Later, Sharma joined the Finance Ministry and worked as a joint secretary with the World Bank, among other things.

“I realised that I just had a mathematics degree and I don’t have a computer science degree and I am talking about programming, systems, design and other things. I learned that it’s not fair for me to pontificate on issues which I am not formally qualified on. Since, I had a lot of interest in learning the discipline, so I said, “why don’t I take a sabbatical and do my Master’s in computer science,” he says. Following this, he went on to complete his post-graduation in Computer Science in 2000.

The Aadhaar challenge

Aadhaar was one of the most ambitious projects taken up by the government for the billion-plus population of India.

“The idea was to actually tell the world that large-scale IT projects in the government, these are some of the lessons which we must learn... The only way we could do that was essentially the biometrics because that’s the only unique feature nature has provided man,” says Sharma.

Conducting the retina scan for this process was difficult as not many were willing to do it and the project lacked the required machines to make it happen. So, the first thing was to structure and undertake the project technologically, recollects Sharma.

“We thought that civil society groups and the NGOs will be our greatest allies as they work for the poor and want to uplift the marginalised. But surprisingly, they were vehemently opposed to us.”

Sharma explained that the obstacles came from everywhere. While some said that it would lead to Bangladeshis getting Indian identity, others said the process was exclusionary, while the third group claimed that Aadhaar will create a surveillance infrastructure. Some also questioned the need to do something which had already been done.

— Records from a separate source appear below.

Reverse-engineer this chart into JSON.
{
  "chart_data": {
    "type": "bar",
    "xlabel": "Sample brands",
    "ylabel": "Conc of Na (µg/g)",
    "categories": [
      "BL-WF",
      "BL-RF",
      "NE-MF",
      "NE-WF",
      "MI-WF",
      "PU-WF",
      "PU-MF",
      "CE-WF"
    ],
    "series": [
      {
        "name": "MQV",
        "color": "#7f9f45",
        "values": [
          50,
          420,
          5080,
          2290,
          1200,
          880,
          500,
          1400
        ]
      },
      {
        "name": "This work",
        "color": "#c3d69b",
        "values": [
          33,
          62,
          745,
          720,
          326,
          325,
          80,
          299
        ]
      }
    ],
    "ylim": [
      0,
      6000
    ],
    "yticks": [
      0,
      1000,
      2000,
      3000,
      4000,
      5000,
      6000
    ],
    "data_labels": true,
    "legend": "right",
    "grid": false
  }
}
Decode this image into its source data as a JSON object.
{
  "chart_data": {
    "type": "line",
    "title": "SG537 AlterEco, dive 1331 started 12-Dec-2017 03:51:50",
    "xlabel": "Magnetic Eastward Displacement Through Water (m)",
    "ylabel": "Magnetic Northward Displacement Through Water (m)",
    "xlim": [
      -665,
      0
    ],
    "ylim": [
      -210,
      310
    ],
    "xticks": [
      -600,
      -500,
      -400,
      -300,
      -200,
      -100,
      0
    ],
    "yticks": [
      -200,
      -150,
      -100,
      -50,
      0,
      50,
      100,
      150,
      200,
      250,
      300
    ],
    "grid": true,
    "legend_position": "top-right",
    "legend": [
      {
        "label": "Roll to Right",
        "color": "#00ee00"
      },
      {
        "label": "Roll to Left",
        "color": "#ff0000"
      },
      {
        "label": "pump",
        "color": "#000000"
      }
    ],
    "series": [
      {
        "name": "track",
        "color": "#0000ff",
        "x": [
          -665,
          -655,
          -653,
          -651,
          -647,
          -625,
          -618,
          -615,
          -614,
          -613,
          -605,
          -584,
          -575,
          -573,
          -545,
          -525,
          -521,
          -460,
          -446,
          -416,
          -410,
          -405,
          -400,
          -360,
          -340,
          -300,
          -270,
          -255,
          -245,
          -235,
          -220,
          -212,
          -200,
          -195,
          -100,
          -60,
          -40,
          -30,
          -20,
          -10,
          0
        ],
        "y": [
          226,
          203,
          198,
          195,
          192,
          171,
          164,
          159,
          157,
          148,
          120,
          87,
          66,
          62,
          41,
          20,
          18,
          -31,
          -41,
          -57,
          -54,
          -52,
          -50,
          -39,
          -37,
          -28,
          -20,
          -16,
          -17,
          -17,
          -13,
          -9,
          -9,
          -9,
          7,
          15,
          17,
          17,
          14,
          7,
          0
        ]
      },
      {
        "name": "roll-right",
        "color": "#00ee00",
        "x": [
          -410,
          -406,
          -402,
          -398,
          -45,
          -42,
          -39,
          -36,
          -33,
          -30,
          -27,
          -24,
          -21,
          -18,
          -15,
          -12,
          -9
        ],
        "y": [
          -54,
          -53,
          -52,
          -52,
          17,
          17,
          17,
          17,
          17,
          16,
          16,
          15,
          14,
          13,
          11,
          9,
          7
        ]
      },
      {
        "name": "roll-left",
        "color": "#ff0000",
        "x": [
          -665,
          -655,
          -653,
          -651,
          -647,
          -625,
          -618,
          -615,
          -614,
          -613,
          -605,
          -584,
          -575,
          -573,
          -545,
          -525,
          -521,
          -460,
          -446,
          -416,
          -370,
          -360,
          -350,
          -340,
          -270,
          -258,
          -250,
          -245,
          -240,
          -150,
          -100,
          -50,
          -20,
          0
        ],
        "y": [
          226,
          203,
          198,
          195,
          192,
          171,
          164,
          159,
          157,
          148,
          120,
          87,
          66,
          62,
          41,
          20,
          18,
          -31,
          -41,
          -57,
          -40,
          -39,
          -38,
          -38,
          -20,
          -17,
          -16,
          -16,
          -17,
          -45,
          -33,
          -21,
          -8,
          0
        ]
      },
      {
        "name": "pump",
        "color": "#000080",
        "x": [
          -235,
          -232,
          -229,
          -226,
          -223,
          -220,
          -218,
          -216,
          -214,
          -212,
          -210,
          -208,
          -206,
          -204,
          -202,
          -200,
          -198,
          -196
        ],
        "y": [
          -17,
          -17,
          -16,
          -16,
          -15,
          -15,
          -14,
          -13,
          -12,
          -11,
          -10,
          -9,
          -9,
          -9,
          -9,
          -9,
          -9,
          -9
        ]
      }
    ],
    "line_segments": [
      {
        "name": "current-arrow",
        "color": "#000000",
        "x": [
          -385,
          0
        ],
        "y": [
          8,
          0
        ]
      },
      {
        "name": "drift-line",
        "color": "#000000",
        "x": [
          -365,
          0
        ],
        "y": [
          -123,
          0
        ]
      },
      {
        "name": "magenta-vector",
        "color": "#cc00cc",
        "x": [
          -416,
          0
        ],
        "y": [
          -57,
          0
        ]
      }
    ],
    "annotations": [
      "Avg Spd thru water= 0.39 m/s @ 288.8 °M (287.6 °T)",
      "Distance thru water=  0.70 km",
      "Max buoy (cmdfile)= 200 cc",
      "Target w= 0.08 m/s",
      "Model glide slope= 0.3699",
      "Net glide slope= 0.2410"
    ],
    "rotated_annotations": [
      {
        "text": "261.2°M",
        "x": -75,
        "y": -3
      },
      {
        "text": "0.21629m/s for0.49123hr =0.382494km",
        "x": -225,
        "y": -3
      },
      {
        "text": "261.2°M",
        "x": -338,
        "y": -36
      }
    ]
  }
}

Exciting opportunities for entrepreneurs

With digitisation over the last 10 years, including GST and the open framework for credit lending, etc, he says people from the startup ecosystem are now seeing big companies like Reliance using Aadhaar and to e-sign subscribers on Jio Platforms. Even smaller companies can now open bank accounts or brokerage accounts with e-KYC, or even just with OTP-based e-KYC.

Talking about the involvement of Aadhaar for entrepreneurs, Sharma says that it provides basic service of authentication. With the creation and verification of ID services, Aadhaar offers a universal and egalitarian approach to identification, which individuals and organisations can use to build for Digital India.